There are calls for the Government to put its new freshwater regulations on hold as the country braces for the worst of the COVID-19 fallout.
The new rules, announced last week, are aimed at clearing up the nation's lakes and rivers and introduce a raft of measures to stop farm run-off entering waterways.
A funding package of $700 million was earmarked to help the primary sector and other groups implement the changes.
But ACT leader David Seymour says now is not the time for new regulations.
"Farmers have been some of this country's heroes during Covid-19," Seymour said on Wednesday.
"The rural sector got us through the lockdown. The Government is now repaying them with more stringent freshwater regulations that will cost jobs and add pressure to our rural communities."
Seymour said the new rules would create uncertainty for the sector, and now was the "worst possible time" to introduce the changes.
"The Ministry for the Environment's own analysis says that job losses and mental health pressures will result from new freshwater regulations.
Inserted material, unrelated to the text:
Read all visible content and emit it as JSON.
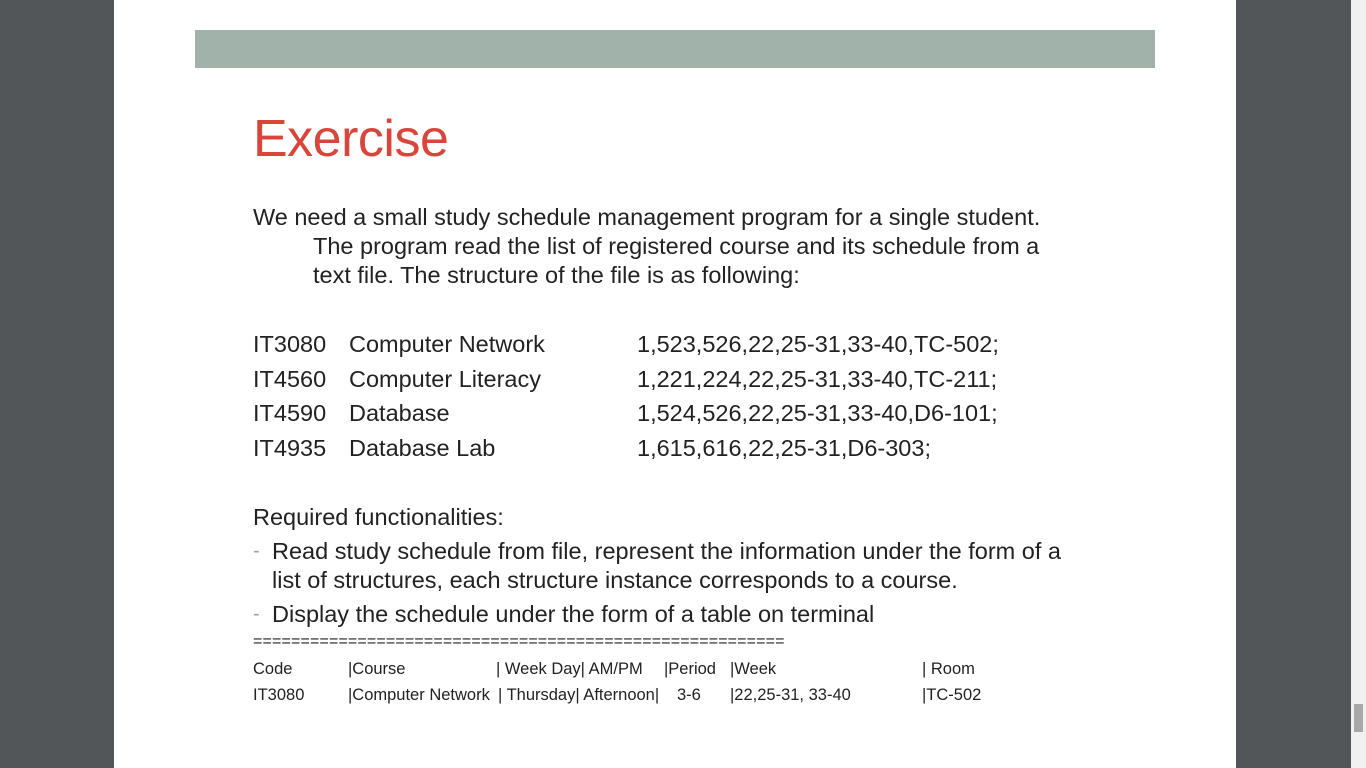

New costs on farmers will be passed through to consumers, and ratepayers will be required to pick up the new costs faced by councils."
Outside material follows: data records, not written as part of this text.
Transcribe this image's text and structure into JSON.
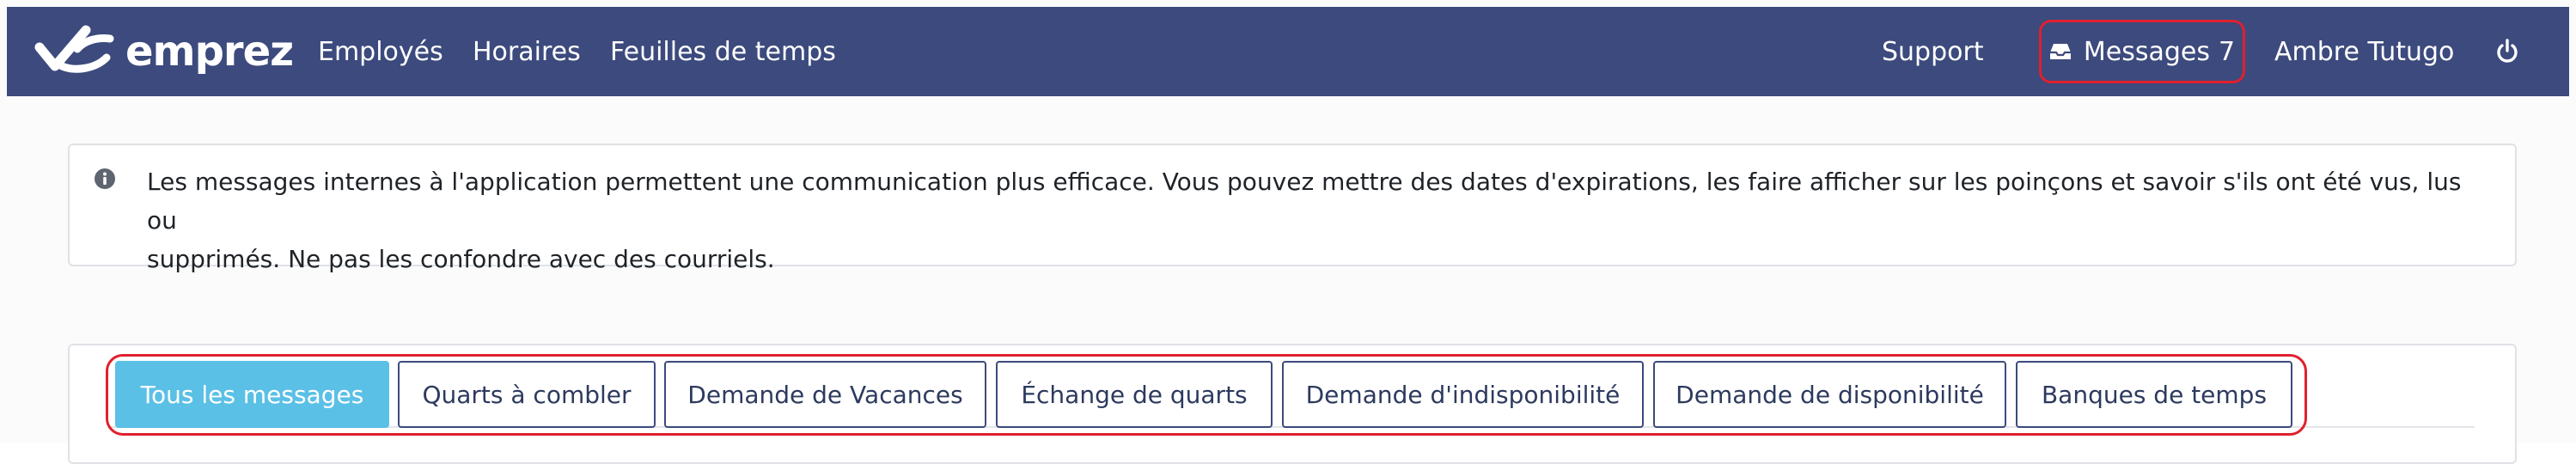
{
  "brand": {
    "name": "emprez"
  },
  "nav": {
    "links": [
      "Employés",
      "Horaires",
      "Feuilles de temps"
    ],
    "support": "Support",
    "messages_label": "Messages",
    "messages_count": "7",
    "user_name": "Ambre Tutugo"
  },
  "icons": {
    "logo": "emprez-logo-icon",
    "inbox": "inbox-icon",
    "power": "power-icon",
    "info": "info-icon"
  },
  "alert": {
    "line1": "Les messages internes à l'application permettent une communication plus efficace. Vous pouvez mettre des dates d'expirations, les faire afficher sur les poinçons et savoir s'ils ont été vus, lus ou",
    "line2": "supprimés. Ne pas les confondre avec des courriels."
  },
  "tabs": [
    "Tous les messages",
    "Quarts à combler",
    "Demande de Vacances",
    "Échange de quarts",
    "Demande d'indisponibilité",
    "Demande de disponibilité",
    "Banques de temps"
  ],
  "active_tab": "Tous les messages",
  "colors": {
    "navbar": "#3c4a7d",
    "active_tab": "#5bc0e6",
    "highlight": "#e0202e"
  }
}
He said the regulations should be put on pause until the country is out of recession.
"The rural sector has been one of the whipping boys of this Government, with the passage of the Zero Carbon Act and now freshwater regulations."
The changes came after a consultation period last year that received more than 17,500 submissions.
While the rural sector in general reacted positively to the new regulations - many of which don't need to be implemented until 2023 - there was some disagreement over a proposal to implement a national bottom line for dissolved inorganic nitrogen (DIN) in waterways.
Environmentalists say such a bottomline is crucial for protecting the health of the ecosystem, but farmers say it's not practical and disagree with the standard that has been proposed.
A decision on the DIN bottomline was delayed for 12 months, in order to allow for enough time to complete a thorough review of its economic and environmental impacts.